Как им объяснить, что в языке много разных слов? Что слова, как птицы, есть перелетные, а есть свои, зимующие… Почему-то выплыло слово «толерантность» и, мертвое, упало в снежную траву и не пошевелилось в голове, не щекотнуло крылышко. Сережа произнес снова, еще несколько таких же безжизненных слов, несколько раз повторил – ничего не случилось… Никто не трепыхнулся в яснеющей голове, видно, сова увела навсегда капризную клеточную птичку. Если что и осталось – ресницы Лидии Сергеевны, сделанные из того же материала, что птичьи крылышки.
Он подумал о своем дворе, заросшем травой, – сколько с ним уже связано. Вспомнил, как стоял под дождем на коленях после схватки в учительской. И как зашел домой мокрый и зажег свечу на темном окне. И как молился. И его самодельную молитву… Как она начиналась? Как стихотворение: «Я люблю…» Разве можно с «я» молитву начинать? Молитву… Господи, да сегодня ж Покров!
«Укрой, Пресвятая Богородице, мои споры-сомнения. Какая моя душа? И где она была, когда я барахтался в озере?
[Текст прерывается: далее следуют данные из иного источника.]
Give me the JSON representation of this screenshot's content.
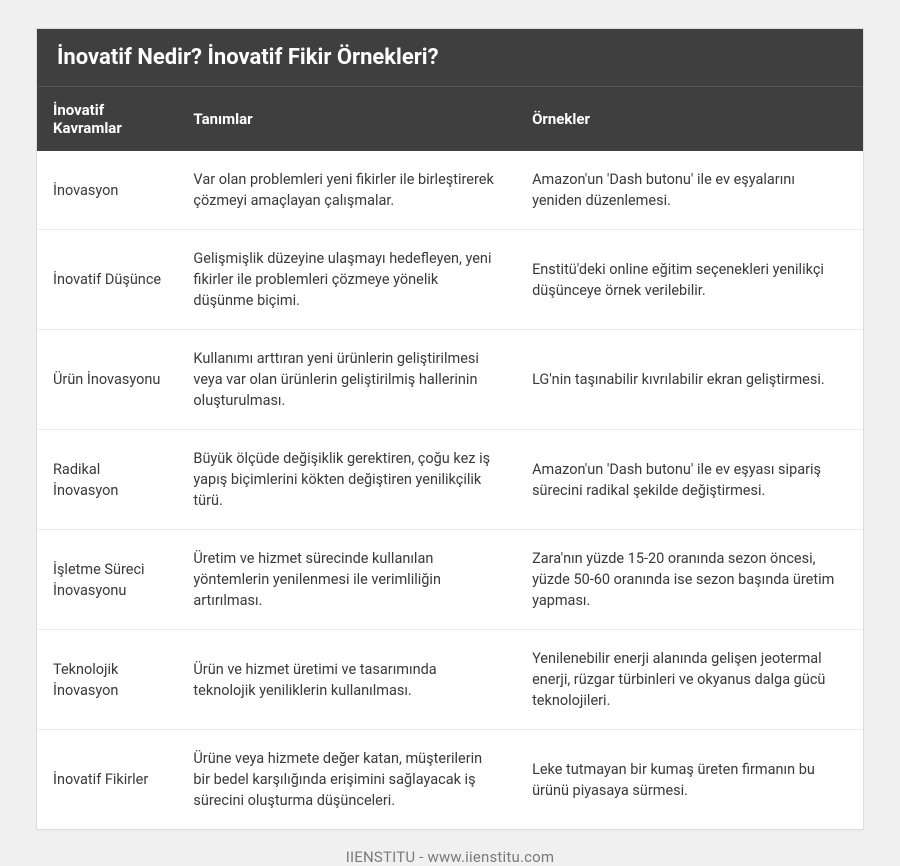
{
  "title": "İnovatif Nedir? İnovatif Fikir Örnekleri?",
  "columns": [
    "İnovatif Kavramlar",
    "Tanımlar",
    "Örnekler"
  ],
  "rows": [
    {
      "concept": "İnovasyon",
      "definition": "Var olan problemleri yeni fikirler ile birleştirerek çözmeyi amaçlayan çalışmalar.",
      "example": "Amazon'un 'Dash butonu' ile ev eşyalarını yeniden düzenlemesi."
    },
    {
      "concept": "İnovatif Düşünce",
      "definition": "Gelişmişlik düzeyine ulaşmayı hedefleyen, yeni fikirler ile problemleri çözmeye yönelik düşünme biçimi.",
      "example": "Enstitü'deki online eğitim seçenekleri yenilikçi düşünceye örnek verilebilir."
    },
    {
      "concept": "Ürün İnovasyonu",
      "definition": "Kullanımı arttıran yeni ürünlerin geliştirilmesi veya var olan ürünlerin geliştirilmiş hallerinin oluşturulması.",
      "example": "LG'nin taşınabilir kıvrılabilir ekran geliştirmesi."
    },
    {
      "concept": "Radikal İnovasyon",
      "definition": "Büyük ölçüde değişiklik gerektiren, çoğu kez iş yapış biçimlerini kökten değiştiren yenilikçilik türü.",
      "example": "Amazon'un 'Dash butonu' ile ev eşyası sipariş sürecini radikal şekilde değiştirmesi."
    },
    {
      "concept": "İşletme Süreci İnovasyonu",
      "definition": "Üretim ve hizmet sürecinde kullanılan yöntemlerin yenilenmesi ile verimliliğin artırılması.",
      "example": "Zara'nın yüzde 15-20 oranında sezon öncesi, yüzde 50-60 oranında ise sezon başında üretim yapması."
    },
    {
      "concept": "Teknolojik İnovasyon",
      "definition": "Ürün ve hizmet üretimi ve tasarımında teknolojik yeniliklerin kullanılması.",
      "example": "Yenilenebilir enerji alanında gelişen jeotermal enerji, rüzgar türbinleri ve okyanus dalga gücü teknolojileri."
    },
    {
      "concept": "İnovatif Fikirler",
      "definition": "Ürüne veya hizmete değer katan, müşterilerin bir bedel karşılığında erişimini sağlayacak iş sürecini oluşturma düşünceleri.",
      "example": "Leke tutmayan bir kumaş üreten firmanın bu ürünü piyasaya sürmesi."
    }
  ],
  "footer": "IIENSTITU - www.iienstitu.com",
  "styling": {
    "header_bg": "#3f3f3f",
    "header_text": "#ffffff",
    "body_bg": "#f0f0f0",
    "card_bg": "#ffffff",
    "border_color": "#dcdcdc",
    "row_border": "#ececec",
    "title_fontsize": 22,
    "header_fontsize": 15,
    "cell_fontsize": 14.5,
    "column_widths_pct": [
      17,
      41,
      42
    ]
  }
}
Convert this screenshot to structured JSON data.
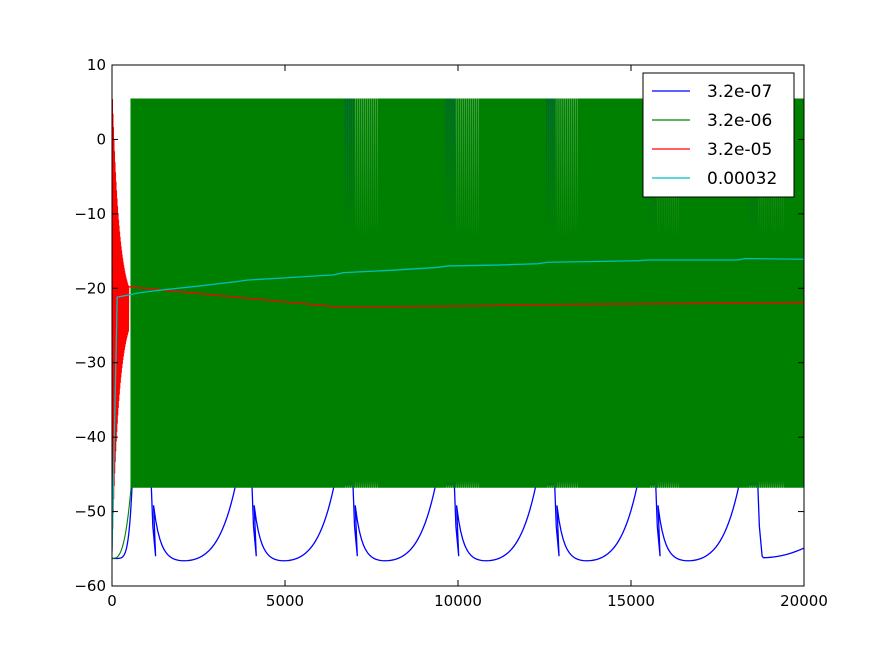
{
  "chart_data": {
    "type": "line",
    "title": "",
    "xlabel": "",
    "ylabel": "",
    "xlim": [
      0,
      20000
    ],
    "ylim": [
      -60,
      10
    ],
    "x_ticks": [
      0,
      5000,
      10000,
      15000,
      20000
    ],
    "x_tick_labels": [
      "0",
      "5000",
      "10000",
      "15000",
      "20000"
    ],
    "y_ticks": [
      10,
      0,
      -10,
      -20,
      -30,
      -40,
      -50,
      -60
    ],
    "y_tick_labels": [
      "10",
      "0",
      "−10",
      "−20",
      "−30",
      "−40",
      "−50",
      "−60"
    ],
    "grid": false,
    "legend_position": "top-right",
    "colors": {
      "3.2e-07": "#0000ff",
      "3.2e-06": "#008000",
      "3.2e-05": "#ff0000",
      "0.00032": "#00bfbf"
    },
    "series": [
      {
        "name": "3.2e-07",
        "color": "#0000ff",
        "kind": "bursting",
        "burst_starts": [
          580,
          3570,
          6420,
          9350,
          12250,
          15180,
          18120
        ],
        "burst_ends": [
          1140,
          4050,
          6970,
          9900,
          12800,
          15720,
          18670
        ],
        "spike_max": 5.5,
        "spike_min": -46.5,
        "interburst_min": -56.8,
        "interburst_peak": -46.5
      },
      {
        "name": "3.2e-06",
        "color": "#008000",
        "kind": "tonic_spiking",
        "x_start": 0,
        "y_start": -56.3,
        "onset": 550,
        "spike_max": 5.5,
        "spike_min": -46.8,
        "gap_clusters": [
          [
            6700,
            7700
          ],
          [
            9600,
            10600
          ],
          [
            12550,
            13500
          ],
          [
            15500,
            16400
          ],
          [
            18400,
            19400
          ]
        ],
        "approx_spike_count": 1000
      },
      {
        "name": "3.2e-05",
        "color": "#ff0000",
        "kind": "damped_oscillation",
        "x": [
          0,
          6500,
          10000,
          12500,
          15000,
          18000,
          20000
        ],
        "y": [
          -22.6,
          -22.5,
          -22.4,
          -22.2,
          -22.1,
          -22.0,
          -21.9
        ],
        "oscillation_end": 480,
        "oscillation_start_amplitude": 28,
        "oscillation_count": 32
      },
      {
        "name": "0.00032",
        "color": "#00bfbf",
        "kind": "line",
        "x": [
          0,
          150,
          800,
          1300,
          2500,
          3600,
          3900,
          5000,
          6400,
          6700,
          8000,
          9400,
          9700,
          11000,
          12300,
          12600,
          14000,
          15200,
          15500,
          17000,
          18100,
          18300,
          20000
        ],
        "y": [
          -55.5,
          -21.2,
          -20.6,
          -20.3,
          -19.7,
          -19.1,
          -18.9,
          -18.6,
          -18.2,
          -17.9,
          -17.6,
          -17.2,
          -17.0,
          -16.9,
          -16.7,
          -16.5,
          -16.4,
          -16.3,
          -16.2,
          -16.2,
          -16.2,
          -16.0,
          -16.1
        ]
      }
    ],
    "legend": [
      {
        "label": "3.2e-07",
        "color": "#0000ff"
      },
      {
        "label": "3.2e-06",
        "color": "#008000"
      },
      {
        "label": "3.2e-05",
        "color": "#ff0000"
      },
      {
        "label": "0.00032",
        "color": "#00bfbf"
      }
    ]
  }
}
И почему ей так трудно? Почему так несовершенен человек? И достоин ли неба? И не оступится ли?
А если оступится? Тогда что? Тогда молись! Молись! Молись Пресвятой Богородице… Как, о ком? О ком же еще-то? О ней! О ней самой! О рабе Божией Лидии, чугунная твоя голова! О всех женщинах, которые и в тихие времена, и во времена смуты хотят своей правды, то вяжущей, близкой, нательной, то режущей, как младенческий крик на рассвете. Хотят тепла домашнего и куска хлеба детишкам. И муж чтоб живой да невредимый сидел одесную. И чтобы Тарас Андрия простил. А они сами – и Тараса, и Гоголя. И чтоб Тарас услышал Остапа и крикнул на всю Вселенную: “Слышу!”